Основным источником сведений о пребывании Сэлинджера в госпитале служит его письмо Хемингуэю, написанное 27 июля. В нем он рассказывает, как заметил, что «практически все время пребывает в состоянии глубокого уныния», и решил, пока еще в силах отвечать за собственные поступки, прибегнуть к помощи профессионалов. В госпитале врачи интересовались его детством, сексуальной жизнью, тем, нравится ли ему в армии. На все вопросы Сэлинджер отвечал шутливо, кроме последнего — про армию он говорил, что ему в ней безоговорочно нравится. В письме к Хемингуэю Сэлинджер объясняет: отвечать «правильно» его побуждала мысль о судьбе еще не написанного романа «Над пропастью во ржи» — если бы автор был комиссован по психиатрической статье, это могло дурно повлиять на восприятие книги читателями.

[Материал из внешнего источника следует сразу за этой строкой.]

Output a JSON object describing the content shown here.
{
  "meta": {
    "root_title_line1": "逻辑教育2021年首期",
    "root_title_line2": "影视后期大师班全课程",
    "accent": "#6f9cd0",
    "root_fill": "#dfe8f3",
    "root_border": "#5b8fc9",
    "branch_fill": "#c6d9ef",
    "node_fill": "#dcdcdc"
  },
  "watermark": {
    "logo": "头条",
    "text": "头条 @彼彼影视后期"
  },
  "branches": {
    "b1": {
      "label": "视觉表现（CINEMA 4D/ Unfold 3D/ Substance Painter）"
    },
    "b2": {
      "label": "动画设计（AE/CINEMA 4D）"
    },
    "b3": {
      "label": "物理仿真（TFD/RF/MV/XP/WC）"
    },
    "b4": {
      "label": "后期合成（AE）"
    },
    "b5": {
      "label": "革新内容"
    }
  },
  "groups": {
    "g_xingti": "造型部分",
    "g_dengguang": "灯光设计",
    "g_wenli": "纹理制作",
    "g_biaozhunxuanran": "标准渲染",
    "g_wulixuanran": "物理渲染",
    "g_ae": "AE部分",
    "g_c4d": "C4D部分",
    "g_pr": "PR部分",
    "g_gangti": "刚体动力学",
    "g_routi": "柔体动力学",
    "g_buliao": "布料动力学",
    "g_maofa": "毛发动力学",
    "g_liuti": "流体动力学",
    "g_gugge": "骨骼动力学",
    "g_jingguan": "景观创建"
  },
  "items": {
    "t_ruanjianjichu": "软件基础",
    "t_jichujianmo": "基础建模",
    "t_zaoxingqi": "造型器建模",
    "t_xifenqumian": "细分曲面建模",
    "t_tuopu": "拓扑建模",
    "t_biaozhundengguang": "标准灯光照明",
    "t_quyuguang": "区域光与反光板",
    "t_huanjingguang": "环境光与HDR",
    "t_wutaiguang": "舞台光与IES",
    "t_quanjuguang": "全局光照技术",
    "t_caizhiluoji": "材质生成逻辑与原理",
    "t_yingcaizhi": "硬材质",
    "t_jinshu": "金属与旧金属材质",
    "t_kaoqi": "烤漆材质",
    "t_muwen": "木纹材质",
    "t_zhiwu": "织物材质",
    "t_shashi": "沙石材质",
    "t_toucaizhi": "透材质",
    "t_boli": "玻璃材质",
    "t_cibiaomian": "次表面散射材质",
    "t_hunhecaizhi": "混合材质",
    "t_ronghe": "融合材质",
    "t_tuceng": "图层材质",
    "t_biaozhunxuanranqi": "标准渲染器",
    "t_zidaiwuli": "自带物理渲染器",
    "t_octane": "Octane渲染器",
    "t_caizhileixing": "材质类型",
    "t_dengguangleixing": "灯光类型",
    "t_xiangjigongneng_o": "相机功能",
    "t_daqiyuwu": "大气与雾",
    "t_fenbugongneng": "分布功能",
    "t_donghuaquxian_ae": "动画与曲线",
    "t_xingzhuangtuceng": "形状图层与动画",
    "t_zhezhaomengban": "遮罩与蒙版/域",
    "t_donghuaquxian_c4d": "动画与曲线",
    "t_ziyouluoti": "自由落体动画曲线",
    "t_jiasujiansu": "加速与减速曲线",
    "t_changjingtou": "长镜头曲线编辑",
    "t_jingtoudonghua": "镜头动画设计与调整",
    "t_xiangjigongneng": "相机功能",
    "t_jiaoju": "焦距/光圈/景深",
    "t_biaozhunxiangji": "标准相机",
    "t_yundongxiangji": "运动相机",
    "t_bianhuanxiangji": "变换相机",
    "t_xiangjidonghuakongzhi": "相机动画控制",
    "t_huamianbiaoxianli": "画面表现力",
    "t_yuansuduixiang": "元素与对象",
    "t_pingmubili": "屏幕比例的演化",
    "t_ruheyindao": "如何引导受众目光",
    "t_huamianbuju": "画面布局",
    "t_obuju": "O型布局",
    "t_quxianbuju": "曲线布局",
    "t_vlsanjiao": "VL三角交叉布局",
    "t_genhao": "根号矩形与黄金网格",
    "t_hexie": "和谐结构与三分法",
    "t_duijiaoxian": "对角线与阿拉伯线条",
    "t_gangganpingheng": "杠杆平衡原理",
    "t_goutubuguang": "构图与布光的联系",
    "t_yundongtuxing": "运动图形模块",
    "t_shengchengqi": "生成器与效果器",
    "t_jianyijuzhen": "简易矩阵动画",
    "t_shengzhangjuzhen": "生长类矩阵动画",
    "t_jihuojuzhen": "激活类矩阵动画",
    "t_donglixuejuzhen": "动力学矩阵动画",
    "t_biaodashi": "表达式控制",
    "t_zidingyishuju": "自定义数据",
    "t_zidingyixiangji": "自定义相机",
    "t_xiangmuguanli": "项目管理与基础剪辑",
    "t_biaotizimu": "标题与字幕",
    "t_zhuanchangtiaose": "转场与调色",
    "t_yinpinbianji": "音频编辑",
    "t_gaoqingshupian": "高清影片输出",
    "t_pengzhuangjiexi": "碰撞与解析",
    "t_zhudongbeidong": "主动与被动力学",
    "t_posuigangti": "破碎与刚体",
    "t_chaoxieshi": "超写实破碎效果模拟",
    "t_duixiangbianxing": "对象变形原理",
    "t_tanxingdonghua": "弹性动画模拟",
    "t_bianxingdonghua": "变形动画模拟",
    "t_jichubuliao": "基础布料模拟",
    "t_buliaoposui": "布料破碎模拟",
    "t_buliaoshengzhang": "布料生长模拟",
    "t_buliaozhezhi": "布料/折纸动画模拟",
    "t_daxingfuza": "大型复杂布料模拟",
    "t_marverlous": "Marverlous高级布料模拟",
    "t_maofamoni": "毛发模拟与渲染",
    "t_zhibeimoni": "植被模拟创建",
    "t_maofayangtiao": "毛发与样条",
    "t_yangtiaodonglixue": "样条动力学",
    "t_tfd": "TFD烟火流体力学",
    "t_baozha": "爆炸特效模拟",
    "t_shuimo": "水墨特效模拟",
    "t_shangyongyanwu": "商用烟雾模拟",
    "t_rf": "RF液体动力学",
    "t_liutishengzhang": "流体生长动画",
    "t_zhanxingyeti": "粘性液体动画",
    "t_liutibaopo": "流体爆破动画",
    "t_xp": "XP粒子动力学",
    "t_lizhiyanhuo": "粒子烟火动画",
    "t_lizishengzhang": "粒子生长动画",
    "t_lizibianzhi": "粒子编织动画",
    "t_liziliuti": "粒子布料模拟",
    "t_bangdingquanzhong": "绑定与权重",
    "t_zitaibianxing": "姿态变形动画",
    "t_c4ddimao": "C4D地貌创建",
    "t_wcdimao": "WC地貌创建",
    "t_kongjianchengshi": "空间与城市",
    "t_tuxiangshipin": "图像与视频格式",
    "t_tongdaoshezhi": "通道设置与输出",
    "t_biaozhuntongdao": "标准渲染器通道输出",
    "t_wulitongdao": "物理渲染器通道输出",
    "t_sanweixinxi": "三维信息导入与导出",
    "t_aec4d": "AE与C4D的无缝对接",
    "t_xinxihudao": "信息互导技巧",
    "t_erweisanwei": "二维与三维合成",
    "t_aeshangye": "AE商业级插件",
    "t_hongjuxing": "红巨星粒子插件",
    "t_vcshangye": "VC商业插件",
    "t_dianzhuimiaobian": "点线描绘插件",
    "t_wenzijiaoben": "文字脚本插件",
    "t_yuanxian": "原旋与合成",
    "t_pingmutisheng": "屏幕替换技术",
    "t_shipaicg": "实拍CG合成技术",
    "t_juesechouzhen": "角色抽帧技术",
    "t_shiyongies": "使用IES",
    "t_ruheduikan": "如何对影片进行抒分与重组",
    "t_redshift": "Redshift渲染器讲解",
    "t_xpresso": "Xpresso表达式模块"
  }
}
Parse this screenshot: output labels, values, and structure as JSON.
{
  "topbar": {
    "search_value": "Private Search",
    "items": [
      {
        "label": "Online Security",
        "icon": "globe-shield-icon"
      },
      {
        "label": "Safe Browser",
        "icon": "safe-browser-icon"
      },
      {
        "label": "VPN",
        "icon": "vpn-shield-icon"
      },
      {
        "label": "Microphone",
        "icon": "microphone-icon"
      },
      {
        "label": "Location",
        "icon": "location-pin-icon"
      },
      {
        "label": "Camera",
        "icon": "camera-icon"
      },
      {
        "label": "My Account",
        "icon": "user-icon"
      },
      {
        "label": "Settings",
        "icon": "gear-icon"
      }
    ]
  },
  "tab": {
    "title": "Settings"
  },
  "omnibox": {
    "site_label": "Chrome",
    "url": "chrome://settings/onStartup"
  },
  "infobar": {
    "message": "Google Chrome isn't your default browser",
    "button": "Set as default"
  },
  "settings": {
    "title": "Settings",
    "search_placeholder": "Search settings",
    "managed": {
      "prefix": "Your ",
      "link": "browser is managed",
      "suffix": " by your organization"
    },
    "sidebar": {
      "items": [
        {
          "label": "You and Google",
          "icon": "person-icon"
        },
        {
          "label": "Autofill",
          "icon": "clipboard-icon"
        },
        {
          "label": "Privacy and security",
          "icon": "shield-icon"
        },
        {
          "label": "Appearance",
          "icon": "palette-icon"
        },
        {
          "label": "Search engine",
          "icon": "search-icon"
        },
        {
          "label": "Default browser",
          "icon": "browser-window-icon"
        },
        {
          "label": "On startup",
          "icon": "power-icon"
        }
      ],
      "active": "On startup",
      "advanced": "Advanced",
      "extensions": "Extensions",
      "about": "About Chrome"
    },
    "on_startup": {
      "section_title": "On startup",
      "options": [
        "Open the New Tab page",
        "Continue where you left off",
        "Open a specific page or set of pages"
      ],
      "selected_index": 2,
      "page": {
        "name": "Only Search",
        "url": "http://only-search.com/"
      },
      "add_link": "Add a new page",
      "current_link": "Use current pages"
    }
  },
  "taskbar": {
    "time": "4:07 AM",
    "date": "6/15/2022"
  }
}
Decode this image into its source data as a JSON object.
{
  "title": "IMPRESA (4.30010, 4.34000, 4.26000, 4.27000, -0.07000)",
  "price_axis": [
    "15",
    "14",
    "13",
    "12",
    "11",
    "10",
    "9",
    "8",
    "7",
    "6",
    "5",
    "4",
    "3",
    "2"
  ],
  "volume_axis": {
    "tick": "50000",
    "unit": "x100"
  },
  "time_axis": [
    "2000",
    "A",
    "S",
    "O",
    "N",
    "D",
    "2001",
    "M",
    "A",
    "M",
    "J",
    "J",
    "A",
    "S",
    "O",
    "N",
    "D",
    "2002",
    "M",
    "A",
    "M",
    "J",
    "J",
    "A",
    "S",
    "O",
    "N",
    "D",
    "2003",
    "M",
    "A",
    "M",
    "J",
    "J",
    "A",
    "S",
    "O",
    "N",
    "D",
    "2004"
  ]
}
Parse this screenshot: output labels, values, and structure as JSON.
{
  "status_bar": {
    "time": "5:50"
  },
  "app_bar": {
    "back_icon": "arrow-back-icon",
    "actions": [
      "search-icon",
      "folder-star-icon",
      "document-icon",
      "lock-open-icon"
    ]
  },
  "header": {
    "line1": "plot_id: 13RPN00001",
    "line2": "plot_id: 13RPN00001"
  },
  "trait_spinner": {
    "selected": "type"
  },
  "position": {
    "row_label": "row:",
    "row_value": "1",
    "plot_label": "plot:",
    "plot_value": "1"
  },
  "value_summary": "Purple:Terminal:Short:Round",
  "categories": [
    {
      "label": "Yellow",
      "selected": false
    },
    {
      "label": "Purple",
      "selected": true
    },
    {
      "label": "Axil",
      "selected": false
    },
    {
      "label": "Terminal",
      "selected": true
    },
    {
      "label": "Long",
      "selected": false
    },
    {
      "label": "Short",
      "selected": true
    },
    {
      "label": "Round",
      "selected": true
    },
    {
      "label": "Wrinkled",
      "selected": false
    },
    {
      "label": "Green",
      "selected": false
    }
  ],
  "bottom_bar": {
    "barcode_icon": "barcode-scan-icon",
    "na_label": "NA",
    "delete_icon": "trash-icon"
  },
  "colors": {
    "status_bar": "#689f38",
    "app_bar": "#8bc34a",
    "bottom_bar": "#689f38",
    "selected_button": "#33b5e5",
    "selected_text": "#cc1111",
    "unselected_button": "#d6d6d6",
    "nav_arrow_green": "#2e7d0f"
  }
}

Письмо от начала до конца блещет остроумием в духе Холдена Колфилда. «Всех, кого следовало, мы в своем секторе уже арестовали, — пишет Сэлинджер. — Очередь теперь за теми мальчишками младше десяти лет, у которых самые наглые физиономии». Еще он будто бы на полном серьезе рассказывает, как мать, оберегая сына от ужасов нью-йоркских улиц, до двадцати четырех лет каждый день провожала его сначала в школу, потом в университет. Переходя на серьезный тон, Сэлинджер пишет о своем намерении добраться до Вены и разыскать там семейство, у которого он жил в 1937 году.
Кроме того, в письме сквозит страстное желание быть признанным, а местами проскальзывают и умоляющие интонации. Так, Сэлинджер просит Хемингуэя обязательно написать ему. Спрашивает, не выкроит ли Хемингуэй времени для личной встречи в Нью-Йорке? Не может ли он как-нибудь Хемингуэю помочь? В тяжелую минуту Сэлинджер обращается к товарищу, так же, как он сам, прошедшему войну и так же Преданному литературе. «Во время всей этой заварухи я черпал надежду только в наших с вами встречах», — пишет он Хемингуэю.